Ketua Badan Pemeriksa Keuangan (BPK) Isma Yatun menilai pembentukan Kabinet Merah Putih membawa transformasi signifikan melalui penataan ulang struktur birokrasi, mulai dari pemisahan, penggabungan, hingga pembentukan kementerian dan lembaga baru. Perubahan organisasi yang luas ini disebut berdampak langsung pada kompleksitas tata kelola entitas akuntansi serta pelaporan keuangan pada 98 Laporan Keuangan Kementerian/Lembaga (LKKL) dan satu Laporan Keuangan Bendahara Umum Negara (LKBUN).

Pernyataan itu disampaikan Isma dalam acara penyerahan Laporan Keuangan Pemerintah Pusat (LKPP) Tahun 2025 dan entry meeting pemeriksaan LKPP 2025 di Kantor Pusat BPK, Jakarta, Selasa (31/3/2026). Ia menegaskan BPK berkomitmen memastikan semangat pembaruan tetap menjunjung prinsip akuntabilitas dalam pertanggungjawaban keuangan negara.

Isma juga menyampaikan BPK bersama pemerintah akan memastikan dampak positif pelaksanaan efisiensi dapat mendorong peningkatan kualitas belanja dan pencapaian program prioritas nasional. Pada kesempatan tersebut, BPK mengapresiasi pemerintah karena telah menyampaikan LKPP Tahun 2025 (unaudited) tepat waktu untuk diperiksa sesuai ketentuan perundang-undangan.

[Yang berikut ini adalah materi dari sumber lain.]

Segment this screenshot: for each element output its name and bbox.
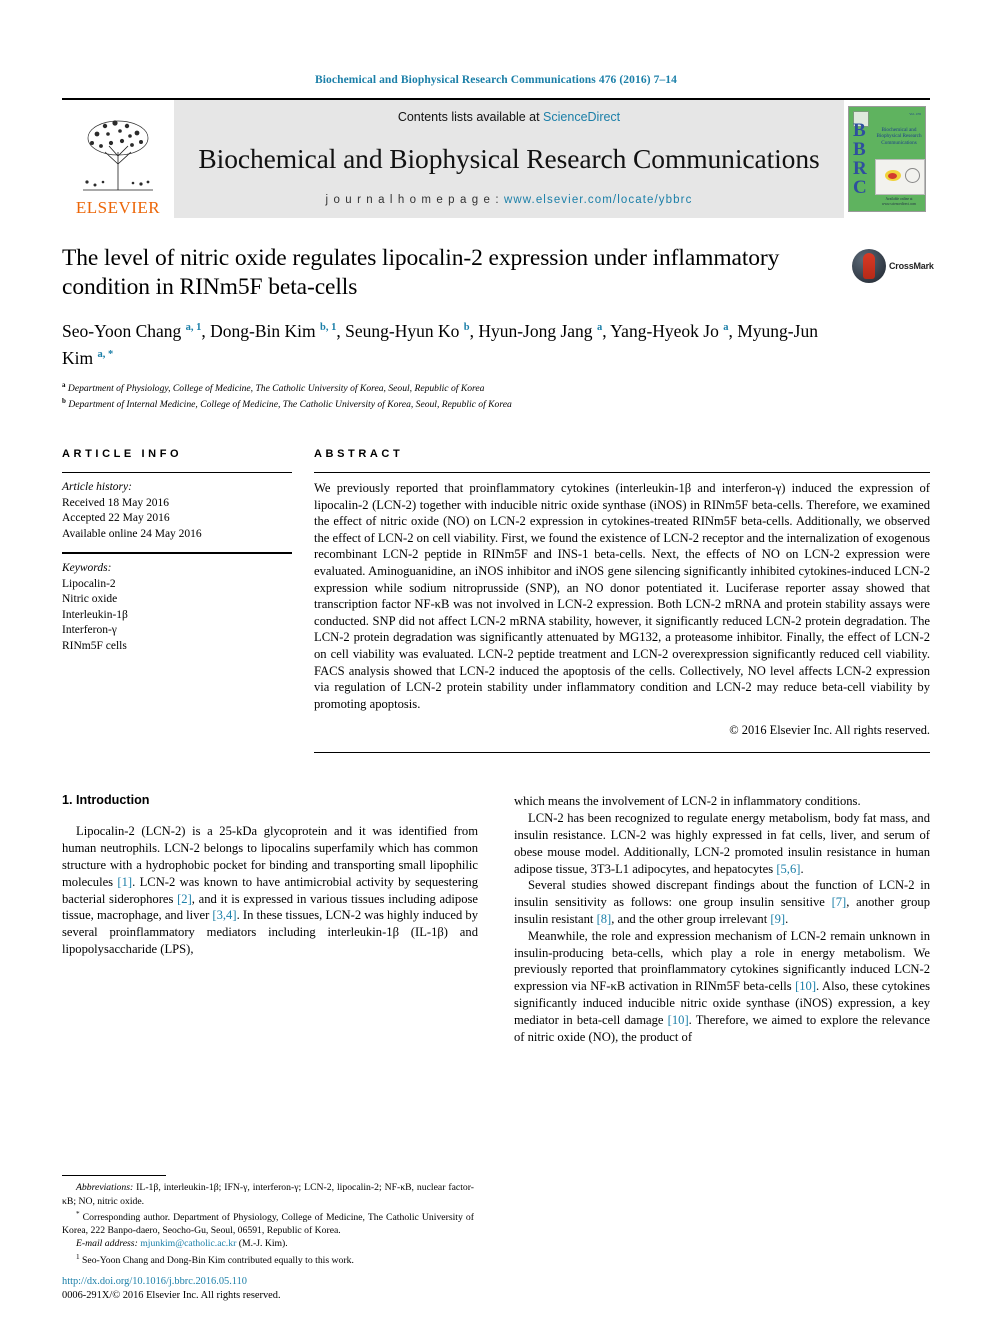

Menurut Isma, ketepatan waktu penyampaian laporan mencerminkan komitmen pemerintah dalam mempertanggungjawabkan pelaksanaan Anggaran Pendapatan dan Belanja Negara (APBN) untuk sebesar-besarnya kemakmuran rakyat. LKPP dinilai sebagai instrumen penting untuk memastikan transparansi dan akuntabilitas pengelolaan keuangan negara sesuai amanat Undang-Undang Nomor 17 Tahun 2003 tentang Keuangan Negara dan Undang-Undang Nomor 1 Tahun 2004 tentang Perbendaharaan Negara.

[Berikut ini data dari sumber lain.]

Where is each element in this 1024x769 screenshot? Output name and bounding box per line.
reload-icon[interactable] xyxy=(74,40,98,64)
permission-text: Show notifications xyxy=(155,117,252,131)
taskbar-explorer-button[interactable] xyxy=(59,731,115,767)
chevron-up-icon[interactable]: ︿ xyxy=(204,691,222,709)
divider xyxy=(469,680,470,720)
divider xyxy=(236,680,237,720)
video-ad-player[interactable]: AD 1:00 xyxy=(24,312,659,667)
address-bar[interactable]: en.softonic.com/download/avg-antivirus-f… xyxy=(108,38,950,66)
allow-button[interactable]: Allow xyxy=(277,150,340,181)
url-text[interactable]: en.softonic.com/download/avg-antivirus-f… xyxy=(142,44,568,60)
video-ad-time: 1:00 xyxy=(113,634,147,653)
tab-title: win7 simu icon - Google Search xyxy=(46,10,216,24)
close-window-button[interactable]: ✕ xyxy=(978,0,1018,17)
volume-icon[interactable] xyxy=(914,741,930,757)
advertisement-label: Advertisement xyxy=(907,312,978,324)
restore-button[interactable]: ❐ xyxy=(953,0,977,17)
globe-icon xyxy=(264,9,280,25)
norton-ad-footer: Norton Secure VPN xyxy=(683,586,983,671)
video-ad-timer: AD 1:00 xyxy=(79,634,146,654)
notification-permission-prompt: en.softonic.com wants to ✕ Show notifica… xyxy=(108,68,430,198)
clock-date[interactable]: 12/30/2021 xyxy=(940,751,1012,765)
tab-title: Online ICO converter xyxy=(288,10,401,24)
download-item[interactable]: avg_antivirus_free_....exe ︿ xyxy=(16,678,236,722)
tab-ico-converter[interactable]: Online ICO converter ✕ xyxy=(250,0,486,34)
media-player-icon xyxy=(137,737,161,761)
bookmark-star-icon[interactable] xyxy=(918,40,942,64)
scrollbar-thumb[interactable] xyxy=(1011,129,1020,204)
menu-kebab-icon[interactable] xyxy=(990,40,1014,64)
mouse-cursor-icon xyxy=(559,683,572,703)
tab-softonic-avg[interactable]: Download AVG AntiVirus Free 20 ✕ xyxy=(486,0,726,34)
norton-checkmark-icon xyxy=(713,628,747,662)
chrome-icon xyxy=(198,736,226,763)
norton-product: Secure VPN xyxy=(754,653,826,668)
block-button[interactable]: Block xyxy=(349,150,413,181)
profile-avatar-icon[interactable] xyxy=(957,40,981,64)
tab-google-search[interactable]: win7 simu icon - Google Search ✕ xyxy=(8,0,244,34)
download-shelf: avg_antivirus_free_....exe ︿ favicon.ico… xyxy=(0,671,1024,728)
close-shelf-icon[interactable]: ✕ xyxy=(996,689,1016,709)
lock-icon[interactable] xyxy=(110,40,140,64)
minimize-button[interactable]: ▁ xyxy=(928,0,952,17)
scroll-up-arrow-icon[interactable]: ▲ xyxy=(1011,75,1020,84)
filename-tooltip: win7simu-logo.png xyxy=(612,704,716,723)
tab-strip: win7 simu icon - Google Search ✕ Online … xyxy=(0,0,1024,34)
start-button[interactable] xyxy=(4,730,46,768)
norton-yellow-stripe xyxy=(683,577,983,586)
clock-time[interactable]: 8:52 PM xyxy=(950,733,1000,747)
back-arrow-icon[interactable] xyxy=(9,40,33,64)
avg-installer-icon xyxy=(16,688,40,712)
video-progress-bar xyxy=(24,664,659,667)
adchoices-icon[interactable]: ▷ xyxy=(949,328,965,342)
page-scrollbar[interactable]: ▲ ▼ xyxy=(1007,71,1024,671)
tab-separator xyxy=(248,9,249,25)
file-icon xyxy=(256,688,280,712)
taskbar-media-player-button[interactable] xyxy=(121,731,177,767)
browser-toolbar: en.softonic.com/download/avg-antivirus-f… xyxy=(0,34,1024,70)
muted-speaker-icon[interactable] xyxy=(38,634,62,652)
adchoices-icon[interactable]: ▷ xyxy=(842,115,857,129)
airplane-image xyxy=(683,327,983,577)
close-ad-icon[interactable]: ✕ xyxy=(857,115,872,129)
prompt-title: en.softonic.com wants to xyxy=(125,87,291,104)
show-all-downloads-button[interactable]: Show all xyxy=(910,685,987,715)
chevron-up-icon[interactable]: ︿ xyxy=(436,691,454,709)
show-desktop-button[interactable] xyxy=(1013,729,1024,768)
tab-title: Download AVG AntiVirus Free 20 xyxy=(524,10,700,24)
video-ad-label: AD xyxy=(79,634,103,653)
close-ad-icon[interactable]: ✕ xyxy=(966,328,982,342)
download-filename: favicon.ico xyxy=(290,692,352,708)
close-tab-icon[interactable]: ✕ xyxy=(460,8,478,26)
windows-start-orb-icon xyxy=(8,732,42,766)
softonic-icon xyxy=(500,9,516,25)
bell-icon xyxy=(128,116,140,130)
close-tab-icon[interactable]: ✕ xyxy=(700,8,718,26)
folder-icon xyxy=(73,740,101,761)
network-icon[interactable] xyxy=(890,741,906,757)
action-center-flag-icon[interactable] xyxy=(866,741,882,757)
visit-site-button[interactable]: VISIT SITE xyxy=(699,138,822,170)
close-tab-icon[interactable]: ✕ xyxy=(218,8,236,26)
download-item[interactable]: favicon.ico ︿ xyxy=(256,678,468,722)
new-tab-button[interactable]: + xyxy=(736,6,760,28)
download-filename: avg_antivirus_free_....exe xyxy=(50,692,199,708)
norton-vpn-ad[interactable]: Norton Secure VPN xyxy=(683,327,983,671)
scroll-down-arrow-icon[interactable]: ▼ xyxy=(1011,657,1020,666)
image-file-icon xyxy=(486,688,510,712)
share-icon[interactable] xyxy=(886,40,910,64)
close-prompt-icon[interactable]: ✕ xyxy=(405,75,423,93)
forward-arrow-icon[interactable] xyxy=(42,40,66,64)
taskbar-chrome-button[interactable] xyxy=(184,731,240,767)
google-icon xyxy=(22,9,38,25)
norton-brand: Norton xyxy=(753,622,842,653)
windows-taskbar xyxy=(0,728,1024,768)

Isma menjelaskan, pemeriksaan LKPP bertujuan memberikan opini atas kewajaran laporan dengan memperhatikan empat aspek, yakni kesesuaian dengan Standar Akuntansi Pemerintahan (SAP), kecukupan pengungkapan, efektivitas sistem pengendalian intern, serta kepatuhan terhadap ketentuan peraturan perundang-undangan.

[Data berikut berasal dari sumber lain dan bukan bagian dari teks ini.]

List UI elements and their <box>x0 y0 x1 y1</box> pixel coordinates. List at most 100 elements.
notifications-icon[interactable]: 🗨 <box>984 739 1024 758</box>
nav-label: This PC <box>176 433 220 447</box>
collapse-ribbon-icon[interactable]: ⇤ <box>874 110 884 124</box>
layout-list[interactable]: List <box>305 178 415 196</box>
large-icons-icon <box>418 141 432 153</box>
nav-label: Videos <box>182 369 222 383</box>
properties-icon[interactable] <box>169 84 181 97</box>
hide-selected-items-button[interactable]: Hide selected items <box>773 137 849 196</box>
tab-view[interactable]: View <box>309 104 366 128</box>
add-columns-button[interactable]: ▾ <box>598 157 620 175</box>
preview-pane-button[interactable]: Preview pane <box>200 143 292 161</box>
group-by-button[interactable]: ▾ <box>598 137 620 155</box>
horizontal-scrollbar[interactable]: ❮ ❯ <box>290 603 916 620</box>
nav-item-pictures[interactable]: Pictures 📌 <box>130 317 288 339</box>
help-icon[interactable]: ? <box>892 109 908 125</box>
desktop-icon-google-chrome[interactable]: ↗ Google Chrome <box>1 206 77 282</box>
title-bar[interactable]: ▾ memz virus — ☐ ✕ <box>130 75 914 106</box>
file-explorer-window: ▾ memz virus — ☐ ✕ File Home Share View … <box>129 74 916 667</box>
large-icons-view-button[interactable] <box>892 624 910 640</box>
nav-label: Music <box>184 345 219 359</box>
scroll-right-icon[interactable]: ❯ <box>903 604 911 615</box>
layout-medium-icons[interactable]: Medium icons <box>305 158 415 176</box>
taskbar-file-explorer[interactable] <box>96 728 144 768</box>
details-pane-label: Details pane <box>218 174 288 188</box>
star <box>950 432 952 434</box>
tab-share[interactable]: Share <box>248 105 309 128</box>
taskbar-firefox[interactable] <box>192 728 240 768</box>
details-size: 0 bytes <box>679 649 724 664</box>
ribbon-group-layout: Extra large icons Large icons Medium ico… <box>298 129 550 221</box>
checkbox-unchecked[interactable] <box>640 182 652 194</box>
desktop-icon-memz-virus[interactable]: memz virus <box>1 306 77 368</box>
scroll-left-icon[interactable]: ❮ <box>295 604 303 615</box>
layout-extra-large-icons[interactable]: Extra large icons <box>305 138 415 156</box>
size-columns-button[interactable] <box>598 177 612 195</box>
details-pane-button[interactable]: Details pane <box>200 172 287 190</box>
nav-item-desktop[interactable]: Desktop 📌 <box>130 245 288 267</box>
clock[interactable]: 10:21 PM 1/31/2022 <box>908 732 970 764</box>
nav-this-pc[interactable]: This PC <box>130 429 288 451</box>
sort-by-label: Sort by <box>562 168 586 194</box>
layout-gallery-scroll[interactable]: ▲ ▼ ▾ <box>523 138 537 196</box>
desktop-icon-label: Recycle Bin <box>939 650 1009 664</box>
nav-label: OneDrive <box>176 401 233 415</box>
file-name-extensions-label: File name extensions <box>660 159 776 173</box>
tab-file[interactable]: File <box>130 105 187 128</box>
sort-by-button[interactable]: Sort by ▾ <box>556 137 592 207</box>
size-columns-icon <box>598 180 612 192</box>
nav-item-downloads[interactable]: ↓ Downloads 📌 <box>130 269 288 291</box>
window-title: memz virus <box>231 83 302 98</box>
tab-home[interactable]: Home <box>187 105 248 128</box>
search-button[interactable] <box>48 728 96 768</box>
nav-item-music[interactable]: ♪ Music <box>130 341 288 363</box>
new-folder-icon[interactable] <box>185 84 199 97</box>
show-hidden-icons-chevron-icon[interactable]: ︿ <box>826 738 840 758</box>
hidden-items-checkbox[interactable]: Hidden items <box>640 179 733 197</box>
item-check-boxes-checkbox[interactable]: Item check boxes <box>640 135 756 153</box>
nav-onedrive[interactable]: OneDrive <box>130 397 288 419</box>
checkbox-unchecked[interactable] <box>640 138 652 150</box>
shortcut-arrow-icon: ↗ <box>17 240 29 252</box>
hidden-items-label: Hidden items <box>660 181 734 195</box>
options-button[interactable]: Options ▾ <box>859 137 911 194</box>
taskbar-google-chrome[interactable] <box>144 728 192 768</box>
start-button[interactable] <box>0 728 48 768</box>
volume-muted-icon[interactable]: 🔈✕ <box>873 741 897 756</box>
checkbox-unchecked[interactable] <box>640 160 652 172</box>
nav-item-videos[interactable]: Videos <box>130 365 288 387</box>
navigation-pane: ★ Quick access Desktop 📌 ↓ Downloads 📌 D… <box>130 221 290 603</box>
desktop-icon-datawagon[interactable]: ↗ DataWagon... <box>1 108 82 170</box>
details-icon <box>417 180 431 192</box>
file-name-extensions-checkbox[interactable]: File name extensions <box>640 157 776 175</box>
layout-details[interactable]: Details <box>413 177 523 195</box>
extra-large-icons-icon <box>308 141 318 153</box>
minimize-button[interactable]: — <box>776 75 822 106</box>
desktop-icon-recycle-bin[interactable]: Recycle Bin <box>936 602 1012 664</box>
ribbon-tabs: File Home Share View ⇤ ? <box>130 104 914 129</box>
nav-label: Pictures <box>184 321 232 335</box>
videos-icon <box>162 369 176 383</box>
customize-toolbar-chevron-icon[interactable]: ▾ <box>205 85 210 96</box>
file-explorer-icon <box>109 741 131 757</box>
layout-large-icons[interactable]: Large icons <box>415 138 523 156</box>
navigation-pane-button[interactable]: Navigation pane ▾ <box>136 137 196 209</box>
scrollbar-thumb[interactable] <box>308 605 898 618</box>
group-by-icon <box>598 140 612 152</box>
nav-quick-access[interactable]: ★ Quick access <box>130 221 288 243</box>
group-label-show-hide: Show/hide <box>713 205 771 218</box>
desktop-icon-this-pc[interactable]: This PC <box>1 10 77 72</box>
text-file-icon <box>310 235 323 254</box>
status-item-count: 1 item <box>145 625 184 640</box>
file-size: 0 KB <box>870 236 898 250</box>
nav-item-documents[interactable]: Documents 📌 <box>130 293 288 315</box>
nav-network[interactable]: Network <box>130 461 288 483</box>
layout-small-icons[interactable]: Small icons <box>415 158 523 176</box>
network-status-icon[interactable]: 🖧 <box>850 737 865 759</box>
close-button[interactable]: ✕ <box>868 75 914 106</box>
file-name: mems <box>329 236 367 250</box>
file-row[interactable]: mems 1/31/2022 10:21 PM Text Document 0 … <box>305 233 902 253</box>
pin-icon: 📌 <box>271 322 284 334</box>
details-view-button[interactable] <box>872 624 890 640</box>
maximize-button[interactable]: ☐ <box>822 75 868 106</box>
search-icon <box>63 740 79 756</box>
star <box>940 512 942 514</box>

Ia menambahkan, penyerahan LKPP Tahun 2025 (unaudited) merupakan bentuk pertanggungjawaban utuh pertama atas pelaksanaan APBN di bawah kepemimpinan Presiden Prabowo Subianto.

Dalam pemeriksaan LKPP Tahun 2025 (unaudited), BPK turut melakukan reviu transparansi fiskal dengan merujuk pada standar internasional International Monetary Fund (IMF), mandat INTOSAI P-12, serta mempertimbangkan praktik terbaik yang berlaku secara internasional. Isma menyebut reviu ini tidak hanya mengevaluasi kelengkapan angka dalam laporan keuangan, tetapi juga mengukur sejauh mana pemerintah menyediakan informasi fiskal yang akurat, komprehensif, dan tepat waktu bagi publik.

Di kesempatan yang sama, Anggota II BPK Daniel Lumban Tobing mengatakan BPK menerapkan pendekatan Pemeriksaan Berbasis Risiko (risk-based audit) dalam pemeriksaan LKPP Tahun 2025. Melalui pendekatan ini, prosedur pemeriksaan untuk memperoleh bukti yang cukup dan tepat dirancang serta dilaksanakan berdasarkan hasil identifikasi dan penilaian risiko.

Daniel menambahkan, pemeriksaan BPK didukung pemanfaatan aplikasi SiAP LK (Sistem Aplikasi Pemeriksaan Laporan Keuangan) dan big data analytics untuk meningkatkan efisiensi dan efektivitas, serta mempercepat dan memperkuat akurasi hasil pemeriksaan.